Robert Greaves was an Oxford Don who followed his much younger American wife to a professorship at the University of Kansas. I was one of a handful of students who studied British Constitutional History under him. We'd sit around a conference table in the Spencer Library, discussing original source documents, and, thereby, piecing together the roots of British order and, thereby, the roots of American order.

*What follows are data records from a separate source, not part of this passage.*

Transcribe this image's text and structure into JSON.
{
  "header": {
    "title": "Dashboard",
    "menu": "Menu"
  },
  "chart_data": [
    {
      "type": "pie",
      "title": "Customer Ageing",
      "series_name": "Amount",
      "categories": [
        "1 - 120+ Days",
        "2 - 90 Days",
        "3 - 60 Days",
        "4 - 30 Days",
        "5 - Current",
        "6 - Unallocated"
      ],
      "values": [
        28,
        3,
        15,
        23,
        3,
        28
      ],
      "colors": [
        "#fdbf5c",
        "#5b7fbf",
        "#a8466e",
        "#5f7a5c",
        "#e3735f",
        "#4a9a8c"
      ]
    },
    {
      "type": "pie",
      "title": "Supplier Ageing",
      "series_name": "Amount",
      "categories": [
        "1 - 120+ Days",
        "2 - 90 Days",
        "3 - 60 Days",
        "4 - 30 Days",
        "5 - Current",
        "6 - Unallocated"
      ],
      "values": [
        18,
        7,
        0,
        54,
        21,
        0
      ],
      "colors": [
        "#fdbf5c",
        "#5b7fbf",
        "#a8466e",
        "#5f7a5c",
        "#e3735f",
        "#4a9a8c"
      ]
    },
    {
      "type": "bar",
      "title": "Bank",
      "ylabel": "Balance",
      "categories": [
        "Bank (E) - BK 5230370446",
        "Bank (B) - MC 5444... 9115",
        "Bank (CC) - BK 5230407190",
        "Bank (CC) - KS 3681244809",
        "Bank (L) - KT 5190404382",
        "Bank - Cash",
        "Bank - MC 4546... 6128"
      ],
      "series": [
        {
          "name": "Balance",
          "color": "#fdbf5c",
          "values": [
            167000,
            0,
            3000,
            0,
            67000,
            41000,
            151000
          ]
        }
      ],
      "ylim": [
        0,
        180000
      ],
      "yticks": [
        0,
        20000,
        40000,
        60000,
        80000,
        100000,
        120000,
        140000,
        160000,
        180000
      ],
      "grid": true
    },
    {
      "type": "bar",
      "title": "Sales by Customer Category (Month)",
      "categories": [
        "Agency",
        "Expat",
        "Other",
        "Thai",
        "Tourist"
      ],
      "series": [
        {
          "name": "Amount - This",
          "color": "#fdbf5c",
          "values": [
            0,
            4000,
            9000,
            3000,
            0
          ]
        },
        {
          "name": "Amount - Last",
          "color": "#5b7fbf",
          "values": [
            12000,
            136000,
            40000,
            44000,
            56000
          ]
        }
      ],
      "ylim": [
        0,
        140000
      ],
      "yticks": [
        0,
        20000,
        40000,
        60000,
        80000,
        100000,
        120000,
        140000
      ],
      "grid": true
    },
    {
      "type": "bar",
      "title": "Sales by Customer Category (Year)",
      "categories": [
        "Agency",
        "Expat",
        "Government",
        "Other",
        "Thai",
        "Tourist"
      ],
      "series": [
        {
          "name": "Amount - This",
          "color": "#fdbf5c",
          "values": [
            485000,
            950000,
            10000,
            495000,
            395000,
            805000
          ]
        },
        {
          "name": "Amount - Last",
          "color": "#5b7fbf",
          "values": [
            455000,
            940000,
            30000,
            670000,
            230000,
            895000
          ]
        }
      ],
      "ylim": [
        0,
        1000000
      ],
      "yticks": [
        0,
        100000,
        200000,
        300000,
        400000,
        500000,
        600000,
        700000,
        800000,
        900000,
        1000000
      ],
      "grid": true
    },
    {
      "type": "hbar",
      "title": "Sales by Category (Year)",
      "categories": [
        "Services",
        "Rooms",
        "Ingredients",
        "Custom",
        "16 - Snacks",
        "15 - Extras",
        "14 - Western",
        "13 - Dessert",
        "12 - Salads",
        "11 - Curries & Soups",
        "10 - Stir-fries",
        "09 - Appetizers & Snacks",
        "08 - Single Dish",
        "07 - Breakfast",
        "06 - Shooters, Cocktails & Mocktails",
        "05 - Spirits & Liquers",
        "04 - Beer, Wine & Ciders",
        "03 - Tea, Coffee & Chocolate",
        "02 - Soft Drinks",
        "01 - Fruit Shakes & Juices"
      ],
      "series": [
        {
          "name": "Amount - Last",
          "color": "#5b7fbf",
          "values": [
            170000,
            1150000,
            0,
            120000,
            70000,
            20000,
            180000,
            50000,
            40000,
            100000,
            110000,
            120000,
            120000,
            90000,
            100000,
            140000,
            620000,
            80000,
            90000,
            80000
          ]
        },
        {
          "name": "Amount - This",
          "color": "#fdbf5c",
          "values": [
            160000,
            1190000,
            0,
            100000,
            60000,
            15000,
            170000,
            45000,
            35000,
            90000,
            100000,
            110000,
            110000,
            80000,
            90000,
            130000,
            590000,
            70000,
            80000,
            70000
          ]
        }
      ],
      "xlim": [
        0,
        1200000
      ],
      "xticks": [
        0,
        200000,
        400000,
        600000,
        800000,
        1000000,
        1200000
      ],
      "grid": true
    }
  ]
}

Professor Greaves was a short, rotund, elderly gentleman with a cultured drawl, a ring of white hair surrounding a bald pate, and a pair of reading glasses embedded on the tip of his nose. Peering over those glasses, he would often interrupt a disquisition by fixing me with a bemused look and stating, "Now, let's hear from Doctor Funnell [he referred to all his students as 'Doctor') for the Irish perspective on this subject." The resulting dialogue customarily took a variation of the following form:
Dr. Funnell: Why would I have an Irish perspective, Professor?
Prof. Greaves: Why, the surname, Doctor Funnell. Of course, your family is Irish.
Dr. Funnell: I was born and raised in New York.
Prof. Greaves: There are more Irish in New York than Dublin.
Dr. Funnell: That may be, but I'm from upstate, not the city.
Prof. Greaves: The Irish always were a wandering lot. Come now, out with it. Give us the Irish perspective, but only in prose. No poetry or song.
I loved that class.
One of the things I remember clearly was his observation that the power of Irish persuasive ability lay partly in their gift of music and poetry, especially when applied to the subject of rebellion.
"Why," he said, "I listen to that music and want to grab a gun and shoot my family."
Karan Casey and Michael Mac Goldrick make me feel similarly, only it's not my family I want to shoot.
Not that anyone gives a tinker's damn.